While part-payments to growers help sugar mills stay financially viable, farmers point out that receiving payment in instalments would be of no use to them when they go to purchase inputs or pay labourers.
After NITI Aayog, the Commission of Agricultural Cost and Price (CACP) has now suggested that sugar mills be allowed to pay growers the Fair and Remunerative Price (FRP) in instalments. In its latest report, CACP has asked the central government to suitably amend the Sugarcane Control Order 1966 to bring about this change.
The Sugarcane Control Order mandates that mills have to pay farmers the government-declared FRP within 14 days of delivery of cane. Sugar commissioners can recover cane dues as revenue arrears by auctioning off their property. Surety of payment is the main reason cited by farmers in water-stressed parts of the state to go for sugarcane farming.
In its Price Policy for Sugarcane Report for 2021-22, CACP has recommended that part-payment of FRP be made part of the order.

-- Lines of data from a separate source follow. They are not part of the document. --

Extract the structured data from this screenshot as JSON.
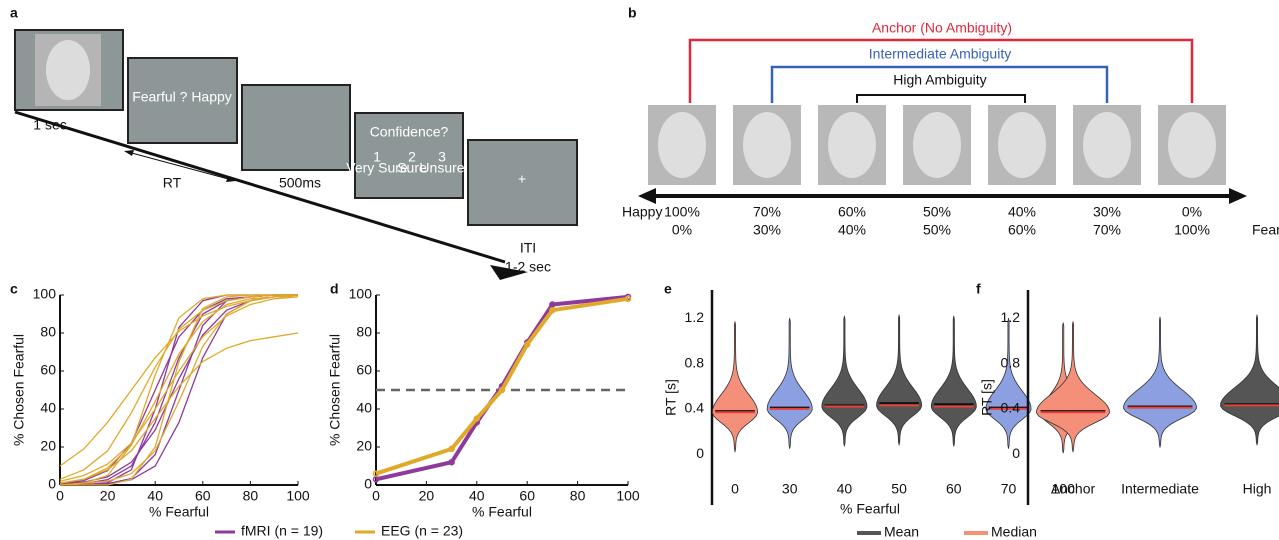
{
  "panel_labels": [
    "a",
    "b",
    "c",
    "d",
    "e",
    "f"
  ],
  "trial": {
    "first_time": "1 sec",
    "choice": "Fearful ? Happy",
    "rt": "RT",
    "delay": "500ms",
    "confidence": "Confidence?",
    "options": [
      {
        "num": "1",
        "label": "Very Sure"
      },
      {
        "num": "2",
        "label": "Sure"
      },
      {
        "num": "3",
        "label": "Unsure"
      }
    ],
    "fixation": "+",
    "iti": "ITI",
    "iti_time": "1-2 sec"
  },
  "morph": {
    "brackets": [
      "Anchor (No Ambiguity)",
      "Intermediate Ambiguity",
      "High Ambiguity"
    ],
    "left": "Happy",
    "right": "Fearful",
    "happy_pct": [
      "100%",
      "70%",
      "60%",
      "50%",
      "40%",
      "30%",
      "0%"
    ],
    "fearful_pct": [
      "0%",
      "30%",
      "40%",
      "50%",
      "60%",
      "70%",
      "100%"
    ]
  },
  "chart_data": [
    {
      "type": "curves",
      "ylabel": "% Chosen Fearful",
      "xlabel": "% Fearful",
      "x": [
        0,
        10,
        20,
        30,
        40,
        50,
        60,
        70,
        80,
        90,
        100
      ],
      "xlim": [
        0,
        100
      ],
      "ylim": [
        0,
        100
      ],
      "xticks": [
        0,
        20,
        40,
        60,
        80,
        100
      ],
      "yticks": [
        0,
        20,
        40,
        60,
        80,
        100
      ],
      "series": [
        {
          "name": "fMRI (n = 19)",
          "color": "#8e3a9c",
          "curves": [
            [
              0.2,
              0.7,
              2.8,
              10,
              33,
              67,
              90,
              97,
              99,
              100,
              100
            ],
            [
              0,
              0.1,
              0.7,
              3.4,
              16,
              50,
              84,
              97,
              99,
              100,
              100
            ],
            [
              0.7,
              2.3,
              7.6,
              22,
              50,
              78,
              92,
              98,
              99,
              100,
              100
            ],
            [
              0,
              0.2,
              0.7,
              2.8,
              10,
              33,
              67,
              90,
              97,
              99,
              100
            ],
            [
              0.5,
              1.5,
              4.3,
              12,
              29,
              56,
              79,
              92,
              97,
              99,
              100
            ],
            [
              0,
              0.2,
              1.2,
              8,
              40,
              83,
              97,
              100,
              100,
              100,
              100
            ]
          ]
        },
        {
          "name": "EEG (n = 23)",
          "color": "#e0a92a",
          "curves": [
            [
              3,
              8,
              18,
              38,
              62,
              82,
              92,
              97,
              99,
              100,
              100
            ],
            [
              2,
              5,
              11,
              22,
              40,
              60,
              78,
              89,
              95,
              98,
              99
            ],
            [
              0,
              1,
              5,
              21,
              58,
              88,
              98,
              100,
              100,
              100,
              100
            ],
            [
              0,
              1,
              2,
              6,
              18,
              44,
              73,
              90,
              97,
              99,
              100
            ],
            [
              10,
              19,
              33,
              50,
              67,
              81,
              89,
              94,
              97,
              99,
              99
            ],
            [
              1,
              3,
              8,
              18,
              35,
              52,
              65,
              72,
              76,
              78,
              80
            ],
            [
              0,
              0,
              0,
              3,
              20,
              65,
              93,
              99,
              100,
              100,
              100
            ],
            [
              1,
              3,
              9,
              21,
              44,
              69,
              86,
              95,
              98,
              99,
              100
            ]
          ]
        }
      ]
    },
    {
      "type": "line",
      "ylabel": "% Chosen Fearful",
      "xlabel": "% Fearful",
      "x": [
        0,
        30,
        40,
        50,
        60,
        70,
        100
      ],
      "xlim": [
        0,
        100
      ],
      "ylim": [
        0,
        100
      ],
      "xticks": [
        0,
        20,
        40,
        60,
        80,
        100
      ],
      "yticks": [
        0,
        20,
        40,
        60,
        80,
        100
      ],
      "reference_line": 50,
      "series": [
        {
          "name": "fMRI (n = 19)",
          "color": "#8e3a9c",
          "values": [
            3,
            12,
            33,
            52,
            75,
            95,
            99
          ]
        },
        {
          "name": "EEG (n = 23)",
          "color": "#e0a92a",
          "values": [
            6,
            19,
            35,
            50,
            74,
            92,
            98
          ]
        }
      ]
    },
    {
      "type": "violin",
      "ylabel": "RT [s]",
      "xlabel": "% Fearful",
      "categories": [
        "0",
        "30",
        "40",
        "50",
        "60",
        "70",
        "100"
      ],
      "colors": [
        "#f4907a",
        "#8c9fe0",
        "#555555",
        "#555555",
        "#555555",
        "#8c9fe0",
        "#f4907a"
      ],
      "mean": [
        0.38,
        0.41,
        0.43,
        0.45,
        0.44,
        0.41,
        0.37
      ],
      "median": [
        0.37,
        0.4,
        0.42,
        0.43,
        0.42,
        0.4,
        0.36
      ],
      "ylim": [
        -0.45,
        1.45
      ],
      "yticks": [
        0,
        0.4,
        0.8,
        1.2
      ],
      "legend": [
        {
          "name": "Mean",
          "color": "#555555"
        },
        {
          "name": "Median",
          "color": "#f4907a"
        }
      ]
    },
    {
      "type": "violin",
      "ylabel": "RT [s]",
      "categories": [
        "Anchor",
        "Intermediate",
        "High"
      ],
      "colors": [
        "#f4907a",
        "#8c9fe0",
        "#555555"
      ],
      "mean": [
        0.38,
        0.42,
        0.44
      ],
      "median": [
        0.37,
        0.41,
        0.43
      ],
      "ylim": [
        -0.45,
        1.45
      ],
      "yticks": [
        0,
        0.4,
        0.8,
        1.2
      ]
    }
  ]
}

“The statutory provision of Sugarcane (Control) Order 1966, mandates payment to the farmers within 14 days from the date of supply of sugarcane but is rarely compiled by the mills as sale of sugar is spread throughout the year. The mills take loan from the banks to make payment to farmers and incur a huge interest cost. The Commission recommends Sugarcane (Control) Order 1966 to allow cane payment in instalments and payment of additional cane price to growers on account of interest cost saving by sugar mills,” the report reads.
Earlier, the NITI Aayog’s recommendation regarding payment of FRP in instalments had been met with stiff resistance from farmers’ bodies. In its report of March 2020, the NITI Aayog had recommended payment of FRP in three instalments – 60 per cent within 14 days of cane delivery, 20 per cent within the next two weeks and the rest within another one month or upon sale of sugar, whichever is earlier. This, the Aayog said, was necessary to help mills to remain financially healthy and viable.

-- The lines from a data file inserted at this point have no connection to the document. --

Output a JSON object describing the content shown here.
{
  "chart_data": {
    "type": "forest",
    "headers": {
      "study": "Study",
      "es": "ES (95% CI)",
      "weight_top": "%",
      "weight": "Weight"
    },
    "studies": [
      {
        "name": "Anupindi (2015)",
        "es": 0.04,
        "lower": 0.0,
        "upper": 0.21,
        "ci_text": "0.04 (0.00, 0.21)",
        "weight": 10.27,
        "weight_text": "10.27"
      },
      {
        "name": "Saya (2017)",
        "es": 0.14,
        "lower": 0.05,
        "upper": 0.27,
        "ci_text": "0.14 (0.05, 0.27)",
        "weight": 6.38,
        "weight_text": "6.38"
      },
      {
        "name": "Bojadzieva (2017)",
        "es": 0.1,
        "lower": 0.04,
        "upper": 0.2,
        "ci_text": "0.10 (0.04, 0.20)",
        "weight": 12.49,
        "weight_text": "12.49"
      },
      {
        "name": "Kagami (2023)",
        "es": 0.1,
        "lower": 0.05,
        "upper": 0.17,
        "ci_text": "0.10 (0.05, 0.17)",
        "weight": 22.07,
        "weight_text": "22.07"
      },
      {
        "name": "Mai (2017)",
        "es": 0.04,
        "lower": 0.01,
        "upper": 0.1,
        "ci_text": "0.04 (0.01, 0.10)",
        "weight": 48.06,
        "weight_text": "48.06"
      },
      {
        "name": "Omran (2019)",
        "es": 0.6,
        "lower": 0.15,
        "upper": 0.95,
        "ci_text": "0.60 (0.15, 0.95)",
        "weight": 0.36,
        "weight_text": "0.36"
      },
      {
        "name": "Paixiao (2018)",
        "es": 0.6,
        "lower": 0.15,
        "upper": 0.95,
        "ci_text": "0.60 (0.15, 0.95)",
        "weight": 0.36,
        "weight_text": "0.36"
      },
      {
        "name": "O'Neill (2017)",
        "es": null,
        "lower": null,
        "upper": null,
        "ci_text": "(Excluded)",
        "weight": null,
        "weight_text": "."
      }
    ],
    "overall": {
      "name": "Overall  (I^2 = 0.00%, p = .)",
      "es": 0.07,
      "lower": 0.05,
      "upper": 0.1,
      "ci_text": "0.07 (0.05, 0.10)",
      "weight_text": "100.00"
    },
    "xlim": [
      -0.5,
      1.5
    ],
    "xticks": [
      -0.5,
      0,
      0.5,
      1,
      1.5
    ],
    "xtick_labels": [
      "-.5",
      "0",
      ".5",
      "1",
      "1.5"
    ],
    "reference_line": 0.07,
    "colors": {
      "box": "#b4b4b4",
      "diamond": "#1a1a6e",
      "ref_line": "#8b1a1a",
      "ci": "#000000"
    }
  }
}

Cane dues have been a major issue, especially in Uttar Pradesh where mills have defaulted on payments much more than in other states. Mills say the burden of FRP payment in one go forces them to take loans from various sources which weakens their balance sheets in the long run.
In Maharashtra, 97 of the 190 mills had entered into pre-harvest agreements with farmers for part-payment of FRP with the clause being inserted in the cane purchase agreement signed by farmers. Leaders like former MP Raju Shetti had stoutly opposed this agreement stating this was against the spirit of the law.
The CACP’s recommendations have been opposed by cane farmers who say it is not feasible. Ankush Chormule, an agronomist and cane grower from the village of Astha in Walva taluka, Sangli district pointed out that the part-payment would not help when farmers go to buy inputs or pay labourers. “When we go to buy fertilizers, pesticides, etc we have to pay upfront. As a crop, cane stands on the fields for at least 14-18 months and our economies depend on the payment we receive in one go. If the mills are allowed to pay in instalments, it would disturb our cycle,” he said.